Macatawa Bank (MCBC) is a $185M market cap plain vanilla regional bank based in Holland, Michigan (in Western Michigan near Grand Rapids). It has poor asset quality and trades at a very high valuation compared to some of its Michigan peers. I believe the regulators will force them to take a large charge for bad loans in Q2/08, which could send the stock down 50% or more, where it would trade in line with its peers.

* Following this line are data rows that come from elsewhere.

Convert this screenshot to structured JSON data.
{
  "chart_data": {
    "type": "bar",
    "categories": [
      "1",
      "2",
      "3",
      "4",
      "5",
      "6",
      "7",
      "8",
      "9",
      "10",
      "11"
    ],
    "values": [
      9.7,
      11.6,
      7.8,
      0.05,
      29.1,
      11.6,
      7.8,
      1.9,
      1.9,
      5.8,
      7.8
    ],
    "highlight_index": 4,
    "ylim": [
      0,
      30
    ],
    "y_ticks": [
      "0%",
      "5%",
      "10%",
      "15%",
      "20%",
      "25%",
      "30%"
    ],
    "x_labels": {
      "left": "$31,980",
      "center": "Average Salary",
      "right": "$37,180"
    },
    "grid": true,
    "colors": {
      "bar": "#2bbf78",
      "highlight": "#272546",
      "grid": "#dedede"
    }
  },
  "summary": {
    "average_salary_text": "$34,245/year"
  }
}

I would encourage you to look at two of Macatawa’s peers, both of whom have gotten killed in the last year: cross town rival Mercantile Bancorp (MCBC) and Citizens Republic (CRBC), based further east in the Detroit suburb of Flint. Asset quality at all three banks is bad, but MCBC’s is actually the worst. See the table below for a brief comparison of the three:
|
MCBC |
MBWM |
CRBC |
Bad Loans/Total Loans |
4.8% |
2.3% |
3.4% |
Loan Loss Reserves/Total Loans |
1.8% |
1.7% |
2.0% |
Loan Loss Reserves/Bad Loans |
37.9% |
73.9% |
38.7% |
Tangible Common Equity/Tangible Assets |
7.6% |
8.4% |
6.0% |
Price/Tangible Book |
1.1 |
0.5 |
0.7 |
2008 PE |
30 |
NA |
10 |
2009 PE |
20 |
15 |
6 |
Recent results across the banking universe have demonstrated pretty conclusively that construction loans are very high risk. MCBC has roughly $1.8B in total loans, of which $334M is construction ($334M). This portfolio has been responsible for much of MCBC’s current bad loans. I believe this will continue to worsen and ultimately cause Macatawa to report a large loss in Q2/08 (the regulators will probably force them to build reserves). The current consensus is $0.06, with a $0.04 to $0.08 range, so I do not think a loss is really baked into the stock, even though some of the sell-side analysts I have spoken with would not be surprised.

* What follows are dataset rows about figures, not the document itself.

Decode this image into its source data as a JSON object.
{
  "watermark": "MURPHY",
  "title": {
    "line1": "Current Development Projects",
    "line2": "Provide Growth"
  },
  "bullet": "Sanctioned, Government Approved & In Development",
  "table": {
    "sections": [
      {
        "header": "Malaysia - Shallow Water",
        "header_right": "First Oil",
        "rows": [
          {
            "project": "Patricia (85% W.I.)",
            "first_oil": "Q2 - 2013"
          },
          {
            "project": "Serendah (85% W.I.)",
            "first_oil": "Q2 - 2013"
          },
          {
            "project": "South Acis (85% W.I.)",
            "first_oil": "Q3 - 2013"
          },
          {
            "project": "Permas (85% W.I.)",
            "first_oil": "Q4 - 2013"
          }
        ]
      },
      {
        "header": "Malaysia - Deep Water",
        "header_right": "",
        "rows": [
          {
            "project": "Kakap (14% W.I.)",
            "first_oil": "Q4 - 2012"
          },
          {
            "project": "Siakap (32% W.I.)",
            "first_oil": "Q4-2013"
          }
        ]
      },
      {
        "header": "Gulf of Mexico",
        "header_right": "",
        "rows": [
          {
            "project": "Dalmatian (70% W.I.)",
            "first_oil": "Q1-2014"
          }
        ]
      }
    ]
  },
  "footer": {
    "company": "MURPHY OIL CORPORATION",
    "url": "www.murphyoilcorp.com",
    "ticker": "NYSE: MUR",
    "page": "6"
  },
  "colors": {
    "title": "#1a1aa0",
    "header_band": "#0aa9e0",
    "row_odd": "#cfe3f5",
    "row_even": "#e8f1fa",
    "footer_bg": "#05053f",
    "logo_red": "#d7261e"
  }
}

I believe this loss plus a potential cut in the dividend (CRBC just cut its dividend to zero) will spark a large decline in the stock, closer to 50% of tangible book, implying downside of over 50%.

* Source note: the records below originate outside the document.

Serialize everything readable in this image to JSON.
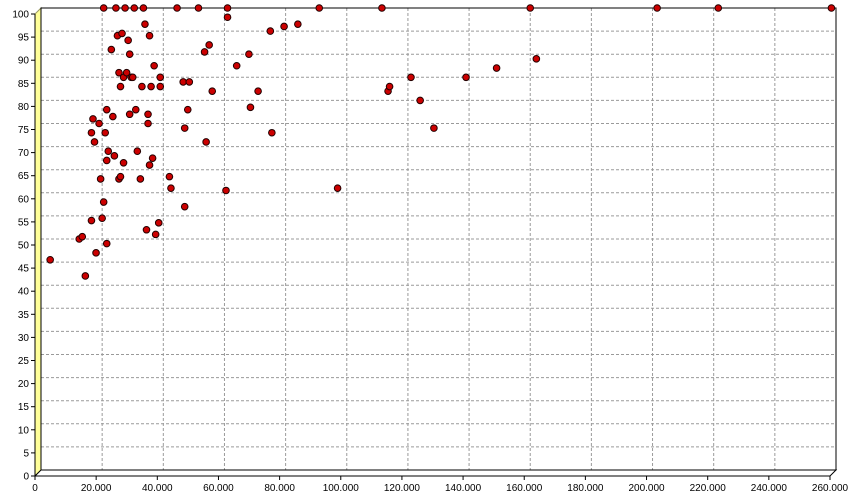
{
  "chart_data": {
    "type": "scatter",
    "title": "",
    "xlabel": "",
    "ylabel": "",
    "xlim": [
      0,
      260000
    ],
    "ylim": [
      0,
      100
    ],
    "x_ticks": [
      0,
      20000,
      40000,
      60000,
      80000,
      100000,
      120000,
      140000,
      160000,
      180000,
      200000,
      220000,
      240000,
      260000
    ],
    "x_tick_labels": [
      "0",
      "20.000",
      "40.000",
      "60.000",
      "80.000",
      "100.000",
      "120.000",
      "140.000",
      "160.000",
      "180.000",
      "200.000",
      "220.000",
      "240.000",
      "260.000"
    ],
    "y_ticks": [
      0,
      5,
      10,
      15,
      20,
      25,
      30,
      35,
      40,
      45,
      50,
      55,
      60,
      65,
      70,
      75,
      80,
      85,
      90,
      95,
      100
    ],
    "y_tick_labels": [
      "0",
      "5",
      "10",
      "15",
      "20",
      "25",
      "30",
      "35",
      "40",
      "45",
      "50",
      "55",
      "60",
      "65",
      "70",
      "75",
      "80",
      "85",
      "90",
      "95",
      "100"
    ],
    "grid": true,
    "legend": "none",
    "colors": {
      "point": "#cc0000",
      "point_edge": "#220000",
      "wall": "#ffff99",
      "wall_edge": "#999966",
      "grid": "#9a9a9a"
    },
    "points": [
      [
        3000,
        45.5
      ],
      [
        12500,
        50
      ],
      [
        13500,
        50.5
      ],
      [
        14500,
        42
      ],
      [
        16500,
        54
      ],
      [
        17000,
        76
      ],
      [
        16500,
        73
      ],
      [
        17500,
        71
      ],
      [
        18000,
        47
      ],
      [
        19000,
        75
      ],
      [
        19500,
        63
      ],
      [
        20500,
        58
      ],
      [
        20000,
        54.5
      ],
      [
        21000,
        73
      ],
      [
        21500,
        67
      ],
      [
        21500,
        78
      ],
      [
        22000,
        69
      ],
      [
        21500,
        49
      ],
      [
        20500,
        100
      ],
      [
        23000,
        91
      ],
      [
        23500,
        76.5
      ],
      [
        24000,
        68
      ],
      [
        24500,
        100
      ],
      [
        25000,
        94
      ],
      [
        25500,
        86
      ],
      [
        25500,
        63
      ],
      [
        26000,
        83
      ],
      [
        26000,
        63.5
      ],
      [
        26500,
        94.5
      ],
      [
        27000,
        85
      ],
      [
        27000,
        66.5
      ],
      [
        27500,
        100
      ],
      [
        28000,
        86
      ],
      [
        28500,
        93
      ],
      [
        29000,
        90
      ],
      [
        29000,
        77
      ],
      [
        29500,
        85
      ],
      [
        30000,
        85
      ],
      [
        30500,
        100
      ],
      [
        31000,
        78
      ],
      [
        31500,
        69
      ],
      [
        32500,
        63
      ],
      [
        33000,
        83
      ],
      [
        33500,
        100
      ],
      [
        34000,
        96.5
      ],
      [
        34500,
        52
      ],
      [
        35000,
        77
      ],
      [
        35000,
        75
      ],
      [
        35500,
        94
      ],
      [
        36000,
        83
      ],
      [
        35500,
        66
      ],
      [
        36500,
        67.5
      ],
      [
        37000,
        87.5
      ],
      [
        37500,
        51
      ],
      [
        38500,
        53.5
      ],
      [
        39000,
        85
      ],
      [
        39000,
        83
      ],
      [
        42000,
        63.5
      ],
      [
        42500,
        61
      ],
      [
        44500,
        100
      ],
      [
        46500,
        84
      ],
      [
        47000,
        74
      ],
      [
        47000,
        57
      ],
      [
        48000,
        78
      ],
      [
        48500,
        84
      ],
      [
        51500,
        100
      ],
      [
        53500,
        90.5
      ],
      [
        54000,
        71
      ],
      [
        55000,
        92
      ],
      [
        56000,
        82
      ],
      [
        60500,
        60.5
      ],
      [
        61000,
        100
      ],
      [
        61000,
        98
      ],
      [
        64000,
        87.5
      ],
      [
        68000,
        90
      ],
      [
        68500,
        78.5
      ],
      [
        71000,
        82
      ],
      [
        75000,
        95
      ],
      [
        75500,
        73
      ],
      [
        79500,
        96
      ],
      [
        84000,
        96.5
      ],
      [
        91000,
        100
      ],
      [
        97000,
        61
      ],
      [
        111500,
        100
      ],
      [
        113500,
        82
      ],
      [
        114000,
        83
      ],
      [
        121000,
        85
      ],
      [
        124000,
        80
      ],
      [
        128500,
        74
      ],
      [
        139000,
        85
      ],
      [
        149000,
        87
      ],
      [
        160000,
        100
      ],
      [
        162000,
        89
      ],
      [
        201500,
        100
      ],
      [
        221500,
        100
      ],
      [
        258500,
        100
      ]
    ]
  }
}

MCBC’s Q1/08 results were a joke. They reported $0.14 of EPS, beating the $0.02 consensus. Bad loans increased by 5% (from a very high base) to $84M. Net charge-offs (which is the amount of bad loans that a bank writes off; please note that from an accounting perspective this does not impact earnings and only reduces a banks loan loss reserves, which is a contra-asset on the balance sheet (it reduces gross loans)) were $4.2M (0.95% of total loans) while loan loss provisions (which is what hits earnings and increases loan loss reserves) were only $2.7M. In this environment, for a bank to report provisions less than charge-offs while the amount of bad loans is increasing is unacceptable. (What are the regulators thinking?!) If we adjust the provision to match charge-offs (and exclude a non-core derivates gain of $0.8M), EPS would have been $0.05 per share. You could argue that the provisions should be much high than charge-offs given that loan loss reserves of $32M are only a fraction of their $84M in bad loans. I believe they will have to come to terms with this in 2Q/08. I would not be surprised to see a provision of nearly $10M, which would lead to a loss of roughly $0.20 per share.
To conclude, Macatawa is a plain vanilla bank based in recessionary Michigan trading at 1.1 times tangible book and 20 times forward consensus earnings, putting it at a substantial premium to some of its direct peers with similar profiles. I believe a reported loss for the upcoming quarter plus a potential cut in the dividend will spark a large decline in the price. The stock was difficult to short for several months, but it has eased up recently.